Qué son las disociaciones

y cómo saber si alguna vez has sufrido alguna

 

 

Sofía Cobollo Jarabo – Octubre 2021 

 

 

Origen del término disociación: un breve recorrido por la historia

 

Antes de meternos en materia, vamos a viajar a Francia a principios del siglo XIX con dos famosos psicólogos y neurólogos.  Pierre Janet fue el encargado de dar por primera vez una definición de lo que entendemos hoy por disociaciones, una separación de la conciencia de determinados contenidos mentales.
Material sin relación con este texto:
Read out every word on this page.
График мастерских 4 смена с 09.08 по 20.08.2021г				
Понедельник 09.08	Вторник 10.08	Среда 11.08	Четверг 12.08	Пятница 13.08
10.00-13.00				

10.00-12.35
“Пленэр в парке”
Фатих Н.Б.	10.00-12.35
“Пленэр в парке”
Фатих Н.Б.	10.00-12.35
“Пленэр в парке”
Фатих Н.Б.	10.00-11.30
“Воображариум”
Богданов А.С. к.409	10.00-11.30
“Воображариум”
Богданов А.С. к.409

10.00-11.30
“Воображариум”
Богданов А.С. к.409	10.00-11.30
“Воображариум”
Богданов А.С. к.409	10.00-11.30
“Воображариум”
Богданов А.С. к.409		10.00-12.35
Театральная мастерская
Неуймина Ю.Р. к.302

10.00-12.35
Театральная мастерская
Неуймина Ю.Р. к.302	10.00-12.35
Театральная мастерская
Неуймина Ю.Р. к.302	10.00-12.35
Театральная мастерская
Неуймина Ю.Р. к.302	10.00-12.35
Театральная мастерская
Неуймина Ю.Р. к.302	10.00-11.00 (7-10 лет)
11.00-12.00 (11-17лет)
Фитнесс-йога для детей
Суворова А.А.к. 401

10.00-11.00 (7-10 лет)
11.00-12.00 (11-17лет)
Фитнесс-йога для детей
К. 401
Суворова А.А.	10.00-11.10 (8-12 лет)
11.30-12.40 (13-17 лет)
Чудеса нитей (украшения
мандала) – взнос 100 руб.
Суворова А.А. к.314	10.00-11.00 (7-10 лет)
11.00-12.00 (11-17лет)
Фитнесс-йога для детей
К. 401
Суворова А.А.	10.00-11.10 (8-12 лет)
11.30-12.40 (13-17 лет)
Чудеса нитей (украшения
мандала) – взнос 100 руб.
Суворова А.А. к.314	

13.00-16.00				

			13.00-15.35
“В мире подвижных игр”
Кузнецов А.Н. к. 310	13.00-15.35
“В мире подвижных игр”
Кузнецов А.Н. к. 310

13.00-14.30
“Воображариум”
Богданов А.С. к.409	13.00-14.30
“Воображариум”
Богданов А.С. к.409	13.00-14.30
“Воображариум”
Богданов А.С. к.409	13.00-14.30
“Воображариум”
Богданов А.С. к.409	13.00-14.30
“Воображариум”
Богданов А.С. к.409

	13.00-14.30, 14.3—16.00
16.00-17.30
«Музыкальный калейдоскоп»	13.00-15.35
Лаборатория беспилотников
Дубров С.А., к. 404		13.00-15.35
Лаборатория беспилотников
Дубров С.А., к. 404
Para este autor, la base de la psicosis histérica era la disociación; sin embargo, fue su compañero el psiquiatra, Jean Martin Charcot, quien a través del estudio con pacientes (mujeres con histeria grave y pacientes con psicosis) subdividió la neurosis en dos tipos: 1) la histeria en la que se incluía los estados disociativos, la conversión histérica y la amnesia psicógena y, (2) la psicastenia que incluía los estados de ansiedad, las fobias, las obsesiones y la depresión neurótica.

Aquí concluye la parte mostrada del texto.